Vernonia noveboracensis (NY Ironweed) is an herbaceous plant with alternate, simple leaves, on stiff, greenish purple stems. The flowers are purple, borne in summer and fall. This species of Ironweed is an herbaceous perennial that spreads mostly by seed. Ironweed’s name is in homage to its stubborn roots: you could build a house on that foundation! Similar to the book by William Kennedy of the same name: Ironweed is a tough and classic native plant.

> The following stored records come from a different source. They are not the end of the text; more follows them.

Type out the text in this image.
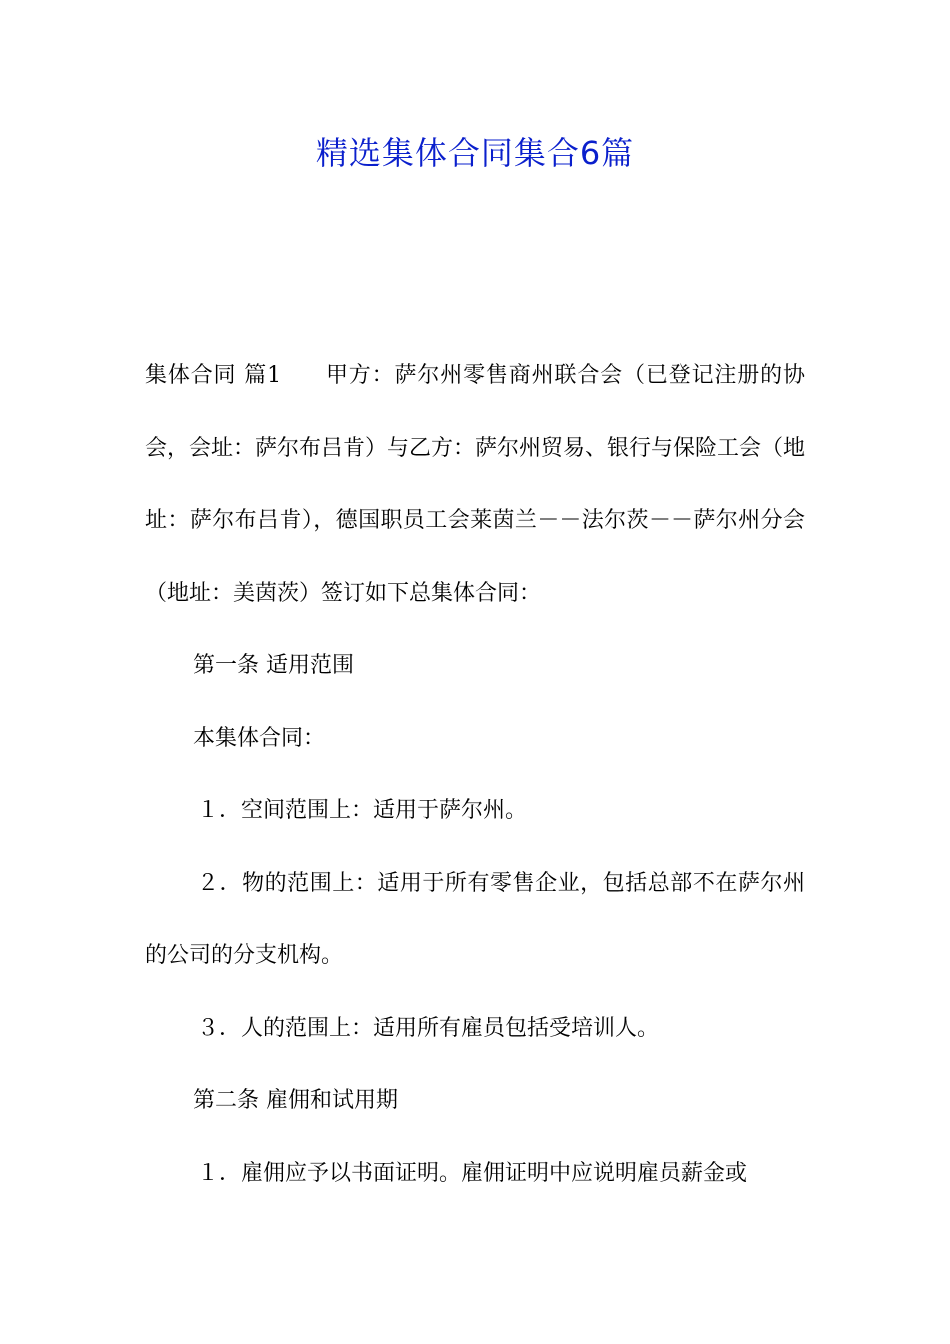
精选集体合同集合6篇

集体合同 篇1 甲方：萨尔州零售商州联合会（已登记注册的协会，会址：萨尔布吕肯）与乙方：萨尔州贸易、银行与保险工会（地址：萨尔布吕肯），德国职员工会莱茵兰－－法尔茨－－萨尔州分会（地址：美茵茨）签订如下总集体合同：

第一条 适用范围

本集体合同：

１．空间范围上：适用于萨尔州。

２．物的范围上：适用于所有零售企业，包括总部不在萨尔州的公司的分支机构。

３．人的范围上：适用所有雇员包括受培训人。

第二条 雇佣和试用期

１．雇佣应予以书面证明。雇佣证明中应说明雇员薪金或
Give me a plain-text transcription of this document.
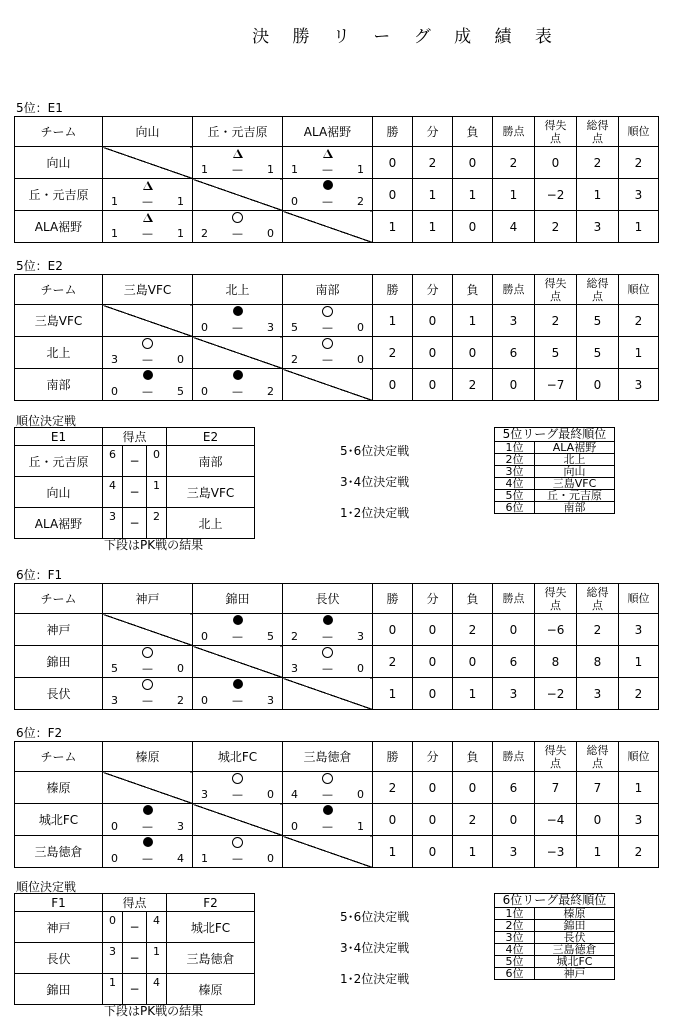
決 勝 リ ー グ 成 績 表
5位：E1
チーム	向山	丘・元吉原	ALA裾野	勝	分	負	勝点	得失点	総得点	順位

向山		1 — 1	1 — 1	0	2	0	2	0	2	2
丘・元吉原	1 — 1		0 — 2	0	1	1	1	−2	1	3
ALA裾野	1 — 1	2 — 0		1	1	0	4	2	3	1
5位：E2
チーム	三島VFC	北上	南部	勝	分	負	勝点	得失点	総得点	順位

三島VFC		0 — 3	5 — 0	1	0	1	3	2	5	2
北上	3 — 0		2 — 0	2	0	0	6	5	5	1
南部	0 — 5	0 — 2		0	0	2	0	−7	0	3
6位：F1
チーム	神戸	錦田	長伏	勝	分	負	勝点	得失点	総得点	順位

神戸		0 — 5	2 — 3	0	0	2	0	−6	2	3
錦田	5 — 0		3 — 0	2	0	0	6	8	8	1
長伏	3 — 2	0 — 3		1	0	1	3	−2	3	2
6位：F2
チーム	榛原	城北FC	三島徳倉	勝	分	負	勝点	得失点	総得点	順位

榛原		3 — 0	4 — 0	2	0	0	6	7	7	1
城北FC	0 — 3		0 — 1	0	0	2	0	−4	0	3
三島徳倉	0 — 4	1 — 0		1	0	1	3	−3	1	2
順位決定戦
E1	得点			E2
丘・元吉原	6	−	0	南部
向山	4	−	1	三島VFC
ALA裾野	3	−	2	北上
5･6位決定戦
3･4位決定戦
1･2位決定戦
下段はPK戦の結果
5位リーグ最終順位	
1位	ALA裾野
2位	北上
3位	向山
4位	三島VFC
5位	丘・元吉原
6位	南部
順位決定戦
F1	得点			F2
神戸	0	−	4	城北FC
長伏	3	−	1	三島徳倉
錦田	1	−	4	榛原
5･6位決定戦
3･4位決定戦
1･2位決定戦
下段はPK戦の結果
6位リーグ最終順位	
1位	榛原
2位	錦田
3位	長伏
4位	三島徳倉
5位	城北FC
6位	神戸
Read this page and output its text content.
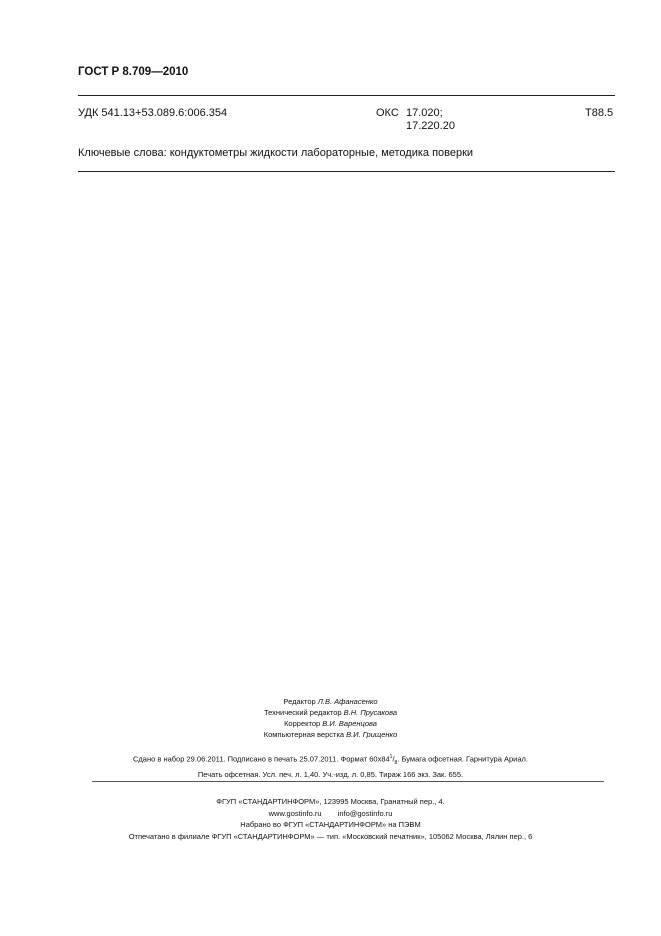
ГОСТ Р 8.709—2010
УДК 541.13+53.089.6:006.354	ОКС 17.020;
17.220.20
Т88.5
Ключевые слова: кондуктометры жидкости лабораторные, методика поверки
Редактор Л.В. Афанасенко
Технический редактор В.Н. Прусакова
Корректор В.И. Варенцова
Компьютерная верстка В.И. Грищенко
Сдано в набор 29.06.2011. Подписано в печать 25.07.2011. Формат $60x84^1/_8$. Бумага офсетная. Гарнитура Ариал.
Печать офсетная. Усл. печ. л. 1,40. Уч.-изд. л. 0,85. Тираж 166 экз. Зак. 655.
ФГУП «СТАНДАРТИНФОРМ», 123995 Москва, Гранатный пер., 4.
www.gostinfo.ru info@gostinfo.ru
Набрано во ФГУП «СТАНДАРТИНФОРМ» на ПЭВМ
Отпечатано в филиале ФГУП «СТАНДАРТИНФОРМ» — тип. «Московский печатник», 105062 Москва, Лялин пер., 6
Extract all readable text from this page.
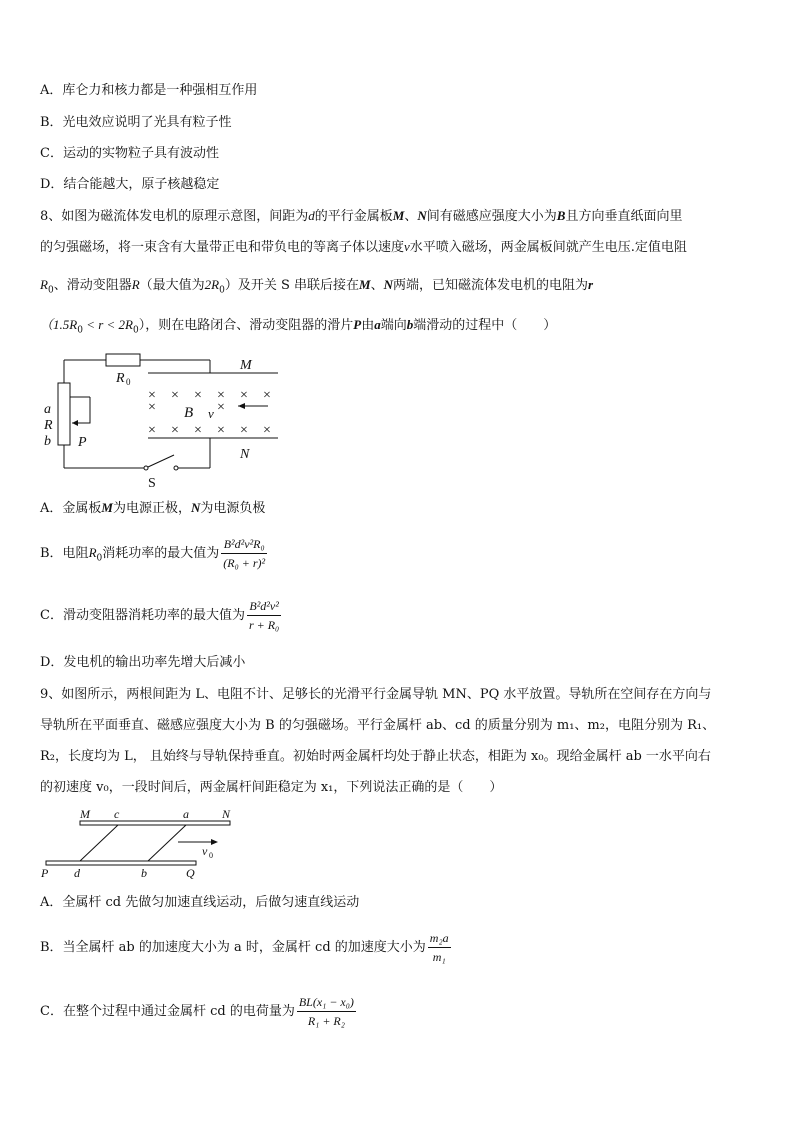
A．库仑力和核力都是一种强相互作用
B．光电效应说明了光具有粒子性
C．运动的实物粒子具有波动性
D．结合能越大，原子核越稳定
8、如图为磁流体发电机的原理示意图，间距为d的平行金属板M、N间有磁感应强度大小为B且方向垂直纸面向里
的匀强磁场，将一束含有大量带正电和带负电的等离子体以速度v水平喷入磁场，两金属板间就产生电压.定值电阻
$R_0$、滑动变阻器R（最大值为$2R_0$）及开关 S 串联后接在M、N两端，已知磁流体发电机的电阻为r
$(1.5R_0 < r < 2R_0)$，则在电路闭合、滑动变阻器的滑片P由a端向b端滑动的过程中（　　）
× × × × × ×
× × × × × ×
×	×
R 0
M
N
a
R
b P
B v
S
A．金属板M为电源正极，N为电源负极
B．电阻$R_0$消耗功率的最大值为 $\frac{\text{B²d²v²R₀}}{\text{(R₀ + r)²}}$
C．滑动变阻器消耗功率的最大值为 $\frac{\text{B²d²v²}}{\text{r + R₀}}$
D．发电机的输出功率先增大后减小
9、如图所示，两根间距为 L、电阻不计、足够长的光滑平行金属导轨 MN、PQ 水平放置。导轨所在空间存在方向与
导轨所在平面垂直、磁感应强度大小为 B 的匀强磁场。平行金属杆 ab、cd 的质量分别为 m₁、m₂，电阻分别为 R₁、
R₂，长度均为 L， 且始终与导轨保持垂直。初始时两金属杆均处于静止状态，相距为 x₀。现给金属杆 ab 一水平向右
的初速度 v₀，一段时间后，两金属杆间距稳定为 x₁，下列说法正确的是（　　）
M c	a	N
v 0
P d	b	Q
A．全属杆 cd 先做匀加速直线运动，后做匀速直线运动
B．当全属杆 ab 的加速度大小为 a 时，金属杆 cd 的加速度大小为 $\frac{\text{m₂a}}{\text{m₁}}$
C．在整个过程中通过金属杆 cd 的电荷量为 $\frac{\text{BL(x₁ − x₀)}}{\text{R₁ + R₂}}$
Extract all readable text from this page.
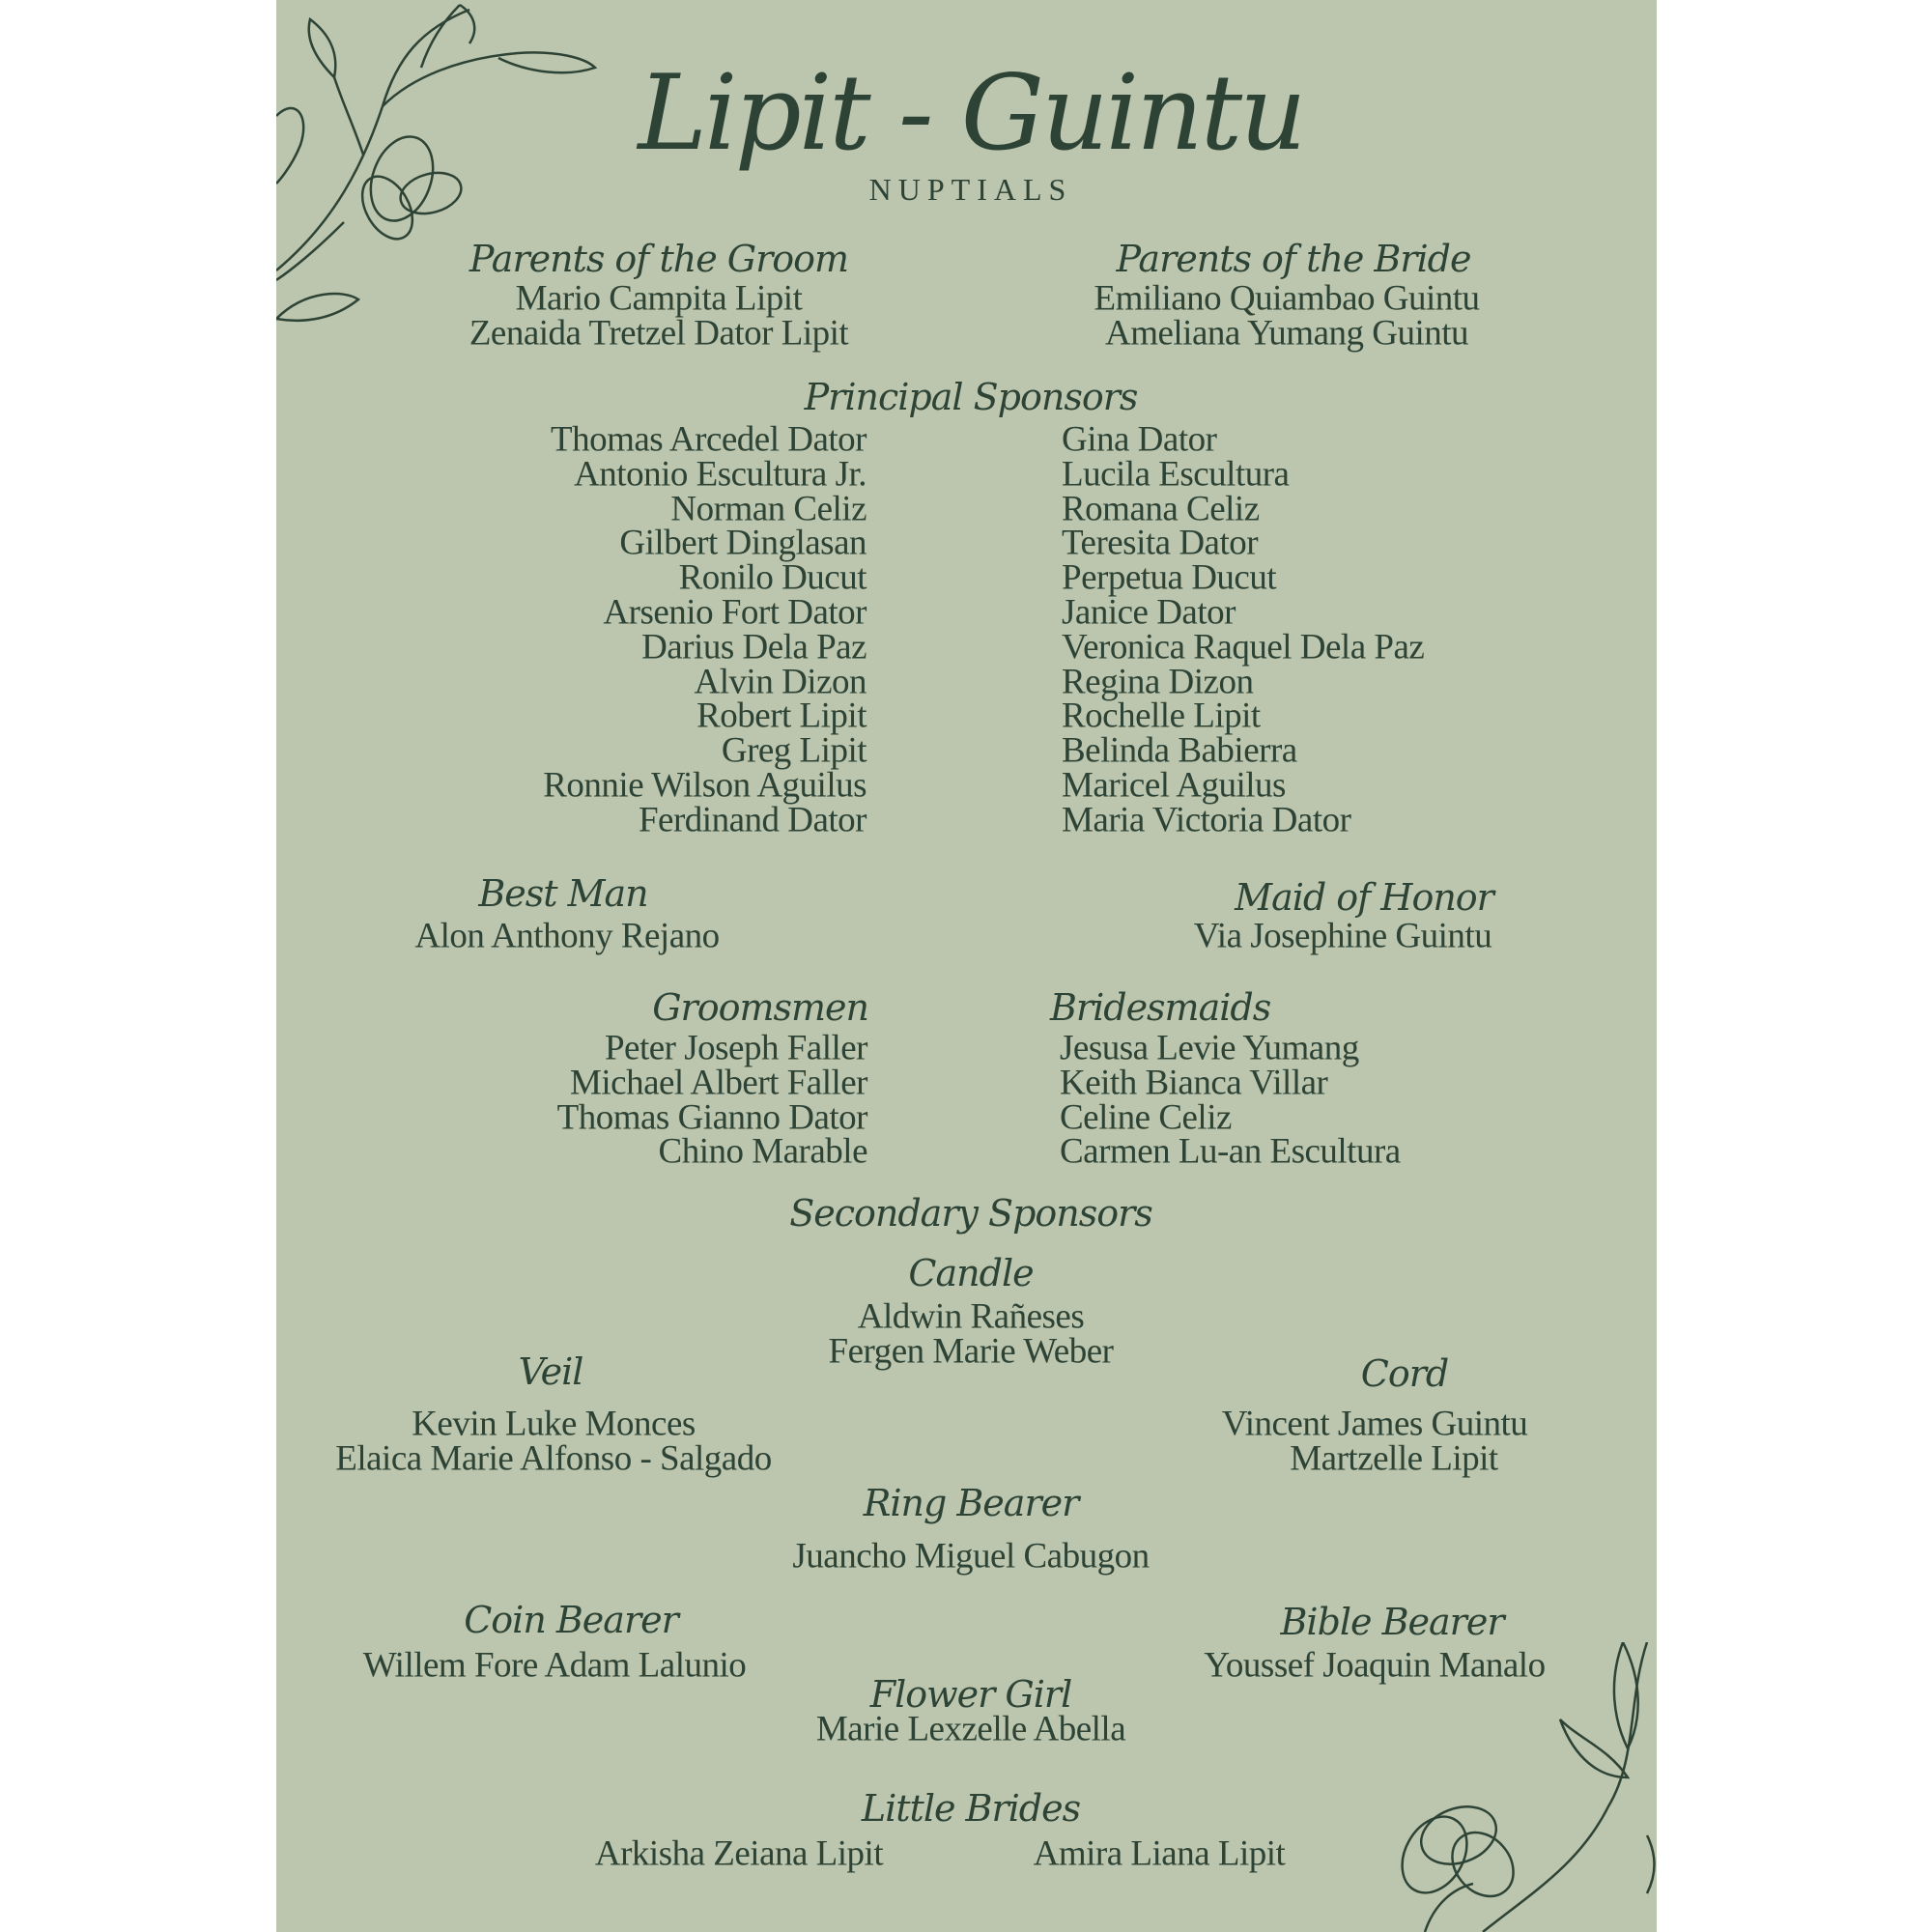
Lipit - Guintu
NUPTIALS
Parents of the Groom
Mario Campita Lipit
Zenaida Tretzel Dator Lipit
Parents of the Bride
Emiliano Quiambao Guintu
Ameliana Yumang Guintu
Principal Sponsors
Thomas Arcedel Dator
Antonio Escultura Jr.
Norman Celiz
Gilbert Dinglasan
Ronilo Ducut
Arsenio Fort Dator
Darius Dela Paz
Alvin Dizon
Robert Lipit
Greg Lipit
Ronnie Wilson Aguilus
Ferdinand Dator
Gina Dator
Lucila Escultura
Romana Celiz
Teresita Dator
Perpetua Ducut
Janice Dator
Veronica Raquel Dela Paz
Regina Dizon
Rochelle Lipit
Belinda Babierra
Maricel Aguilus
Maria Victoria Dator
Best Man
Alon Anthony Rejano
Maid of Honor
Via Josephine Guintu
Groomsmen	Bridesmaids
Peter Joseph Faller
Michael Albert Faller
Thomas Gianno Dator
Chino Marable
Jesusa Levie Yumang
Keith Bianca Villar
Celine Celiz
Carmen Lu-an Escultura
Secondary Sponsors
Candle
Aldwin Rañeses
Fergen Marie Weber
Veil
Kevin Luke Monces
Elaica Marie Alfonso - Salgado
Cord
Vincent James Guintu
Martzelle Lipit
Ring Bearer
Juancho Miguel Cabugon
Coin Bearer
Willem Fore Adam Lalunio
Bible Bearer
Youssef Joaquin Manalo
Flower Girl
Marie Lexzelle Abella
Little Brides
Arkisha Zeiana Lipit	Amira Liana Lipit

Vernonia noveboracensis has fuzzy leaves that can appear hairy at times. The texture is phenomenal: highly recommend this plant for a sensory garden atmosphere. NY Ironweed is cousin to Giant Ironweed (Vernonia gigantea.) They look very similar, and yet there are some distinctions. The flowerheads are very similar between both plant species. But the leaves are shaped differently. NY Ironweed’s leaves form a florette shape upon emergence in the spring. Conversely, Giant Ironweed’s leaves emerge straight and strong, ready to grow rapidly towards the sky.
When the conditions of a site are moist and sunny, there’s a good chance that V. noveboracensis will thrive from seed. The optimal timing for spreading seeds is autumn until spring. Although this may be true, sowing seeds can be done any time in the year if scarification needs are met. Seeds can be mixed with compost and topsoil and spread on top of snow. Putting seeds out just before a precipitation event is a very good strategy.